# Introduction to Machine Learning with Alerts

The objective of this hands-on activity is to create and evaluate a Real-Bogus classifier using ZTF alert data.  You will be provided with a curated set of data which has already been labeled via the marshalls and the zooniverse website.  In this exercise, you will:

1. Load data
2. Examine and select features
3. Curate a test and training set
4. Train a machine learned classifier
5. Compare the performance of different learning algorithms
6. [ optional ] experiment with alternate feature selections and compare performance
7. [ optional ] label additional examples and incorporate into training set

#### What's Not Covered

There are many topics to cover, and due to time constraints, we cannot cover them all.  Omitted is a discussion of [cross validation](http://scikit-learn.org/stable/modules/cross_validation.html) and [hyperparameter tuning](http://scikit-learn.org/stable/modules/grid_search.html).  I encourage you to click through and read those articles by sklearn.

## 1. Load Data

Visit the [ZTFSS github repo](https://github.com/ZwickyTransientFacility/ztfss18/tree/master/data) to retrieve the file labeled *labeled.npy*.  This file contains data that has been labeled either 0 (BOGUS) or 1 (REAL).  The final column in the npy file contains label.

The columns of the *labeled.npy* are:

[ magpsf, sigmapsf, chipsf, magap, sigmagap, magapbig, sigmagapbig, sky, magdiff, fwhm, classtar, mindtoedge, magfromlim, seeratio, aimage, bimage, aimagerat, bimagerat, elong, nneg, nbad, sumrat, distnr, magnr, sigmagnr, chinr, sharpnr, ranr, decnr, ssdistnr, ssmagnr, scorr, scimaglim, refmaglim, zpmaginpsci, zpmaginpsciunc, zpdiff, zpref, fluxrat, scigain, scisat, scibckgnd, scisigpix, sciinpseeing, refsat, refbckgnd, refsigpix, refinpseeing, pdiffbckgnd, ndiffbckgnd, diffsigpix, diffnbadpixbef, diffnbadpixaft, diffpctbad, diffmaglim, difffwhm, difnumnoisepix, diffavgsqbef, diffavgsqaft, diffavgsqchg, diffavgchisqaft, infobitssci, infobitsref, ncandscimrefraw, ncandscimreffilt, ncandrefmsciraw, ncandrefmscifilt, status] 



In [None]:
import numpy as np
dat = np.load('../data/ml-alerts/labeled.npy')

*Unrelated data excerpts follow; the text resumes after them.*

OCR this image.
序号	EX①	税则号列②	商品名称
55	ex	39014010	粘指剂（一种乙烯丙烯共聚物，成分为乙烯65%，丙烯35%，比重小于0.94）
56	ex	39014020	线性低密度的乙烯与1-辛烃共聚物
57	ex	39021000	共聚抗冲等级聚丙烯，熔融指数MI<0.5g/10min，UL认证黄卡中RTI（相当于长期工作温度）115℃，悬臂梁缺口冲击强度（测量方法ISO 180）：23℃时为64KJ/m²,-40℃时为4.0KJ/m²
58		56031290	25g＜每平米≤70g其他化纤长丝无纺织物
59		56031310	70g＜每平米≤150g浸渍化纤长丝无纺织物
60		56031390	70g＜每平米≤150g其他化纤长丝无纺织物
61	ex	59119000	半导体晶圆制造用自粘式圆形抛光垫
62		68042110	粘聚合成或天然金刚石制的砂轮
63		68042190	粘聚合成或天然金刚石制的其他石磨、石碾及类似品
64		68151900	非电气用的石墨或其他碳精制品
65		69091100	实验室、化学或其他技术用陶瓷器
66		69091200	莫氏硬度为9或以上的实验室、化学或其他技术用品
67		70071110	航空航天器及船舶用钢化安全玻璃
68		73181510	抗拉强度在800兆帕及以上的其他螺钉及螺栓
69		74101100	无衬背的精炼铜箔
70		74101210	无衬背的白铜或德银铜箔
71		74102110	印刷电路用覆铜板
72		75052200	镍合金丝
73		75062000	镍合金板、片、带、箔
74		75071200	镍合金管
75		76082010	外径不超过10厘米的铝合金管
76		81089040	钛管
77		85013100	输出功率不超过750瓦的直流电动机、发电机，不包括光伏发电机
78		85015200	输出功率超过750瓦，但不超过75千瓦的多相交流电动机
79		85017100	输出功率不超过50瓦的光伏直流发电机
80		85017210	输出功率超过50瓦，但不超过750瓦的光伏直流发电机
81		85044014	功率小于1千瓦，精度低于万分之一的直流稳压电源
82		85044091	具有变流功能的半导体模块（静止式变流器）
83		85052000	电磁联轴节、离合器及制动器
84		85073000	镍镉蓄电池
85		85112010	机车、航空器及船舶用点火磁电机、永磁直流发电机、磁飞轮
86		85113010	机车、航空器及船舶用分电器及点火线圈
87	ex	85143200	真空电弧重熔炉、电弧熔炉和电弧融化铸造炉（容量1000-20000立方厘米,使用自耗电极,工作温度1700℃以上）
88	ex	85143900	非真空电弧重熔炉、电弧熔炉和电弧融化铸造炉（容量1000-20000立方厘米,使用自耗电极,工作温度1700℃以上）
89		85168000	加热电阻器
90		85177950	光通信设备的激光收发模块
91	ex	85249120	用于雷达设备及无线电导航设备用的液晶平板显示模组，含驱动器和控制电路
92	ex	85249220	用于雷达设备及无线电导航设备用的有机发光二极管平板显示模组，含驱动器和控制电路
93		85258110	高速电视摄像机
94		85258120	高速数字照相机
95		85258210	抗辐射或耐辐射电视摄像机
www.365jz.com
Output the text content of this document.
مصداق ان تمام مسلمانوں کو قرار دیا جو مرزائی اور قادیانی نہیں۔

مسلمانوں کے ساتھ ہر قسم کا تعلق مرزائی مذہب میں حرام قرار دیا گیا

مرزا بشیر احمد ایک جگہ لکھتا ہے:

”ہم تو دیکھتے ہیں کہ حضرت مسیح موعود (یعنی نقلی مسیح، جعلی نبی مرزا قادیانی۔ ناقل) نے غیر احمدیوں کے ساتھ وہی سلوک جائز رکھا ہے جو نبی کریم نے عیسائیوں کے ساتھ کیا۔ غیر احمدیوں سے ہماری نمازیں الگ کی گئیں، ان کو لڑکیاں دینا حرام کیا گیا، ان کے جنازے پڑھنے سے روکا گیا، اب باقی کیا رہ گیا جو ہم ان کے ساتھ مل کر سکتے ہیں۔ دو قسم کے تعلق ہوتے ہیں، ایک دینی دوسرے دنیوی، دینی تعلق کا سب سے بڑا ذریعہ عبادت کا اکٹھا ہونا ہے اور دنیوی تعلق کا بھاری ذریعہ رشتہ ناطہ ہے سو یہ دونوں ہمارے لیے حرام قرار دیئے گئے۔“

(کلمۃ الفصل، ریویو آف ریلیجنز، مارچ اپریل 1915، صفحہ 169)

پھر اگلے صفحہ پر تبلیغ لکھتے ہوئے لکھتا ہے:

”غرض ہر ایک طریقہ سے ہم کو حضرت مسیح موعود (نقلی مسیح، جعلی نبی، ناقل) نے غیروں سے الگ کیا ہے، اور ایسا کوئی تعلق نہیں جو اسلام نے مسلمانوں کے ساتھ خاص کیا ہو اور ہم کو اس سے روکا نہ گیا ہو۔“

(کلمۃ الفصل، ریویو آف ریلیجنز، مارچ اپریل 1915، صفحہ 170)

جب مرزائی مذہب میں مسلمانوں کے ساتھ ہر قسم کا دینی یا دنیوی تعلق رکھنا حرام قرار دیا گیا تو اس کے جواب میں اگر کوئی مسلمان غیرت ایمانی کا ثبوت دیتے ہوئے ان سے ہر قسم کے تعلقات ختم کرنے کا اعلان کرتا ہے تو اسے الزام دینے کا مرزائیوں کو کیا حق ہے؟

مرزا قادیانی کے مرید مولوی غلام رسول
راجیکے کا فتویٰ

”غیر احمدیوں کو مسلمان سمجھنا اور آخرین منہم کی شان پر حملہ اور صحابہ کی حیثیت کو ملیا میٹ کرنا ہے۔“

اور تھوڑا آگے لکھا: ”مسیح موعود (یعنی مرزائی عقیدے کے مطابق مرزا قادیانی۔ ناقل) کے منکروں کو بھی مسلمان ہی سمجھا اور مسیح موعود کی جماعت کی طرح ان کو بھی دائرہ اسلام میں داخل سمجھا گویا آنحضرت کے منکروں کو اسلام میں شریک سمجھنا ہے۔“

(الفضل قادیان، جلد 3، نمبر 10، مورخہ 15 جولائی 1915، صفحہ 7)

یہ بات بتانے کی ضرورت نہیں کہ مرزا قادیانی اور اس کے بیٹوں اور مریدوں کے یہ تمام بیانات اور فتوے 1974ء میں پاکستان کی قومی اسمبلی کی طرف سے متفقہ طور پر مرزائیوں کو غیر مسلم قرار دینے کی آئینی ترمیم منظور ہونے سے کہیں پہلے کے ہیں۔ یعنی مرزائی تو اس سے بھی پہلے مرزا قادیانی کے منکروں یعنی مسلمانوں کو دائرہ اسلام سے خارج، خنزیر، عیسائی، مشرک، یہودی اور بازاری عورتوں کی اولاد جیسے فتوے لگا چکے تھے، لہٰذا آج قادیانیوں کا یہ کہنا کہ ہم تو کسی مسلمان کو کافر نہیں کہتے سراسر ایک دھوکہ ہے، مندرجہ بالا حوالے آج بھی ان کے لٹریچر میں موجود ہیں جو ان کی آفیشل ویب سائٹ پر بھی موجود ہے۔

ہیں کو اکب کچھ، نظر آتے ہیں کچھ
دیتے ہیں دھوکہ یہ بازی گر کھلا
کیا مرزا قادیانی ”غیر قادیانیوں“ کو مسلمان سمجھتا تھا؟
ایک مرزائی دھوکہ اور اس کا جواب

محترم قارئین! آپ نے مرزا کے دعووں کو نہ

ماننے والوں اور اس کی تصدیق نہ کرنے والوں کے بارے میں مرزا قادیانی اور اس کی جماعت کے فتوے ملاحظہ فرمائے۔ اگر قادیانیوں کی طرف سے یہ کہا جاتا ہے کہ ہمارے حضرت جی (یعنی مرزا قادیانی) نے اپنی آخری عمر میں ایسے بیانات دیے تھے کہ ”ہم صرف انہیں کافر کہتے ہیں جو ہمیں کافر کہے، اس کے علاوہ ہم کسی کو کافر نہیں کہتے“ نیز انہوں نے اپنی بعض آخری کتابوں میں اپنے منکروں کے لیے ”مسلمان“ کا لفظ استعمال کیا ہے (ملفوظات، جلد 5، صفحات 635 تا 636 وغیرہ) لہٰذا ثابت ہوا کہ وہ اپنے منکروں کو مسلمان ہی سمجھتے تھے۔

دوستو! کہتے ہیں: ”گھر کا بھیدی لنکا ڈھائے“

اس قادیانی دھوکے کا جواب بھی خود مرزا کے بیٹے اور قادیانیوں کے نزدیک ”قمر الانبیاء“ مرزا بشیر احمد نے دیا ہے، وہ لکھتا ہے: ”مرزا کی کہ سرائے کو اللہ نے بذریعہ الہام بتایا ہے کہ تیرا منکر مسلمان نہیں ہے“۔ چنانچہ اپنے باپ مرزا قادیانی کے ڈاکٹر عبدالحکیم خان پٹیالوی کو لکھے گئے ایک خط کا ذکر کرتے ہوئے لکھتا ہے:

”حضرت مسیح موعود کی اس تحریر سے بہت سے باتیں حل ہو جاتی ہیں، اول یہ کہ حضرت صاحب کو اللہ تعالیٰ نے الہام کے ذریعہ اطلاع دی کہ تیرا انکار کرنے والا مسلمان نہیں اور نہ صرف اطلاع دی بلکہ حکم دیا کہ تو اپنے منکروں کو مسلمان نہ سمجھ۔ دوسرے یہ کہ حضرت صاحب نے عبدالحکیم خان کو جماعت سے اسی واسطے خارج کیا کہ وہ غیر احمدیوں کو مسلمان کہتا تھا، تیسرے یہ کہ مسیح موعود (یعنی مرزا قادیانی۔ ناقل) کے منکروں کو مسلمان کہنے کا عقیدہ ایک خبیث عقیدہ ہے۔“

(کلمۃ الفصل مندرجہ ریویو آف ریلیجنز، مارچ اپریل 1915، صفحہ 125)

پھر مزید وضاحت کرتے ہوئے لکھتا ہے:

COL_NAMES = ["magpsf", "sigmapsf", "chipsf", "magap", "sigmagap", "magapbig", "sigmagapbig", "sky", 
            "magdiff", "fwhm", "classtar", "mindtoedge", "magfromlim", "seeratio", "aimage", "bimage", 
            "aimagerat", "bimagerat", "elong", "nneg", "nbad", "sumrat", "distnr", "magnr", "sigmagnr", 
            "chinr", "sharpnr", "ranr", "decnr", "ssdistnr", "ssmagnr", "scorr", "scimaglim", "refmaglim", 
            "zpmaginpsci", "zpmaginpsciunc", "zpdiff", "zpref", "fluxrat", "scigain", "scisat", "scibckgnd", 
            "scisigpix", "sciinpseeing", "refsat", "refbckgnd", "refsigpix", "refinpseeing", "pdiffbckgnd", 
            "ndiffbckgnd", "diffsigpix", "diffnbadpixbef", "diffnbadpixaft", "diffpctbad", "diffmaglim", 
            "difffwhm", "difnumnoisepix", "diffavgsqbef", "diffavgsqaft", "diffavgsqchg", "diffavgchisqaft", 
            "infobitssci", "infobitsref", "ncandscimrefraw", "ncandscimreffilt", "ncandrefmsciraw", 
            "ncandrefmscifilt", "status"]
             
# INSTRUCTION: Verify that the shape of the data is the number of COL_NAMES + 1
#
    
    
# INSTRUCTION: How many real and bogus examples are in this labeled set
#
real_mask = 
bogus_mask =
print("Number of Real Examples: {}".format(np.sum(real_mask)))
print("Number of Bogus Examples: {}".format(np.sum(bogus_mask)))

## 2. Select Features

While it may be tempting to use all features provided, some of the features may not be relevant to the concept of discriminating between real and bogus sources. 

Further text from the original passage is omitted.